As I am graduating, I am looking for a job. Funny thing is that, most of the people in my life just happens to be in the same place of transitioning careers. (You would think that since I am graduating, most of my friends are too... so not that funny...BUT actually, I dont have friends my age except for Tina... so it a bit of a coincident that they would be in the same change as I am)

The people I am referring too are the DIVAS in their prospective industries, people that people actually would pay good money for. (Not like a stupid college graduate like myself). So after a week of exhausting interviews, a Diva and I had a brief conversation. I thought it would be fun to post it, as I mentioned above, everyone is going through the same process.

Read, enjoy and hopefully take the stress/seriousness off things.  

ME: i like going on interviews
ME: they fly you out to new cities
ME: pay for your hilton
ME: and food
ME: sometimes you get a nice check
ME: for "appreciation"
ME: I want to go to interviews again just for that
ME: lol
Fabus Friend: yea...i like going on interview too
ME: but its exhausting after though
Fabus Friend: i get to feel like a miss universe candidtae
Fabus Friend: without the sash LOL
ME: like they ask you so much. and you have to use so much mental powerand social skills
Fabus Friend: Miss...Philippines!
ME: I KNOW!!!!
ME: what weaknesses
ME: do you see about yourself
Fabus Friend: yup
ME: “I love too much”
Fabus Friend: HAHAHAHA
ME: lol
ME: hahaha
Fabus Friend: it's like an intelligent date
Fabus Friend: u go in all pretty
ME: yeah and answer things and smile
Fabus Friend: and u try to impress
ME: and slightly flirt
ME: lol
Fabus Friend: HAHAHAHAHAHA
Fabus Friend: omg
ME: oooh
Fabus Friend: we're soooo gay
Fabus Friend: LOL
ME: and they pay for your dinner
ME: hahaha

Friends, just remember, don't put out or settle for a guy/gal/group that is not worth your Diva status.

Sunday, January 24, 2010

Windows

I find myself staring out windows a lot.  In bed, I face the windows to look up at the sky trying record the sways of branches to assess the weather.  On rides, I look out to follow the electrical wires that travels from blocks to blocks.  I detect movements and watch people with the comfort of knowing that there is a protective barrier splitting me from them.  However, lately, I have been wanting to be apart of the other side.  I look out my windows sometimes and wonder if this is what I will be looking out into about a year from now, a season or a month even.  It seems as though the dancing palm trees I saw about a week ago took the place of the bouncing pine trees of my summer.  And now in their places are dried montionless evergreens.

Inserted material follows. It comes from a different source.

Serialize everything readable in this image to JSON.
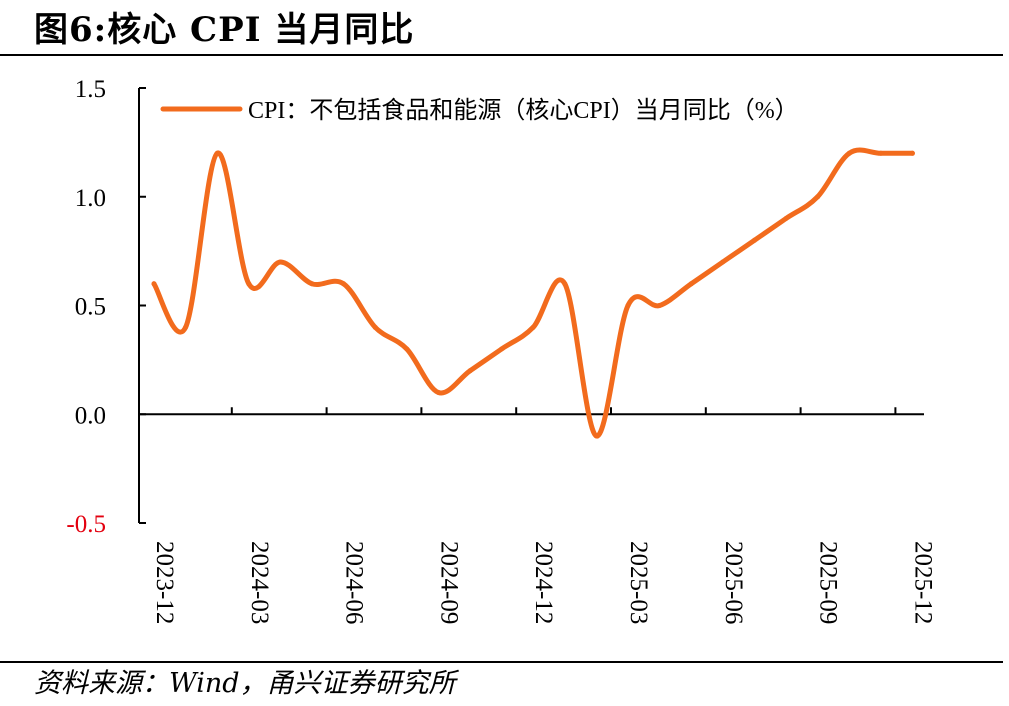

On my 5am drive to the airport, I saw a bunch of students in their uniforms lining up to wait for Jeepneys to school.  I started to romanticize about the life they would lead from that moment.  They would finish their school day.  Maybe a lucky one would have a date after at one of the local malls, lying to his parents that it was a study group.  College, then a job, finally meeting someone, move into a small community of villas, children.  Each day beginning their mornings to the same windows, riding down the same streets, hearing the same sound of traffic, seeing the same people.  I wonder if the same people are looking at me, wondering about what will be outside my windows tomorrow, dreading the same images outside their same windows.

Its incredibly silly to say this at 21, but it’s a truth that I want my window to stop returning different images.  Leaving Manila this last time was a hard hit for me. Not that this time, its some sort of final farewell. Its actually quite the opposite.  It’s the fact that I know I want to go back that made it so hard. Manila has made me want to become a fixture next to the palm trees outside the windows.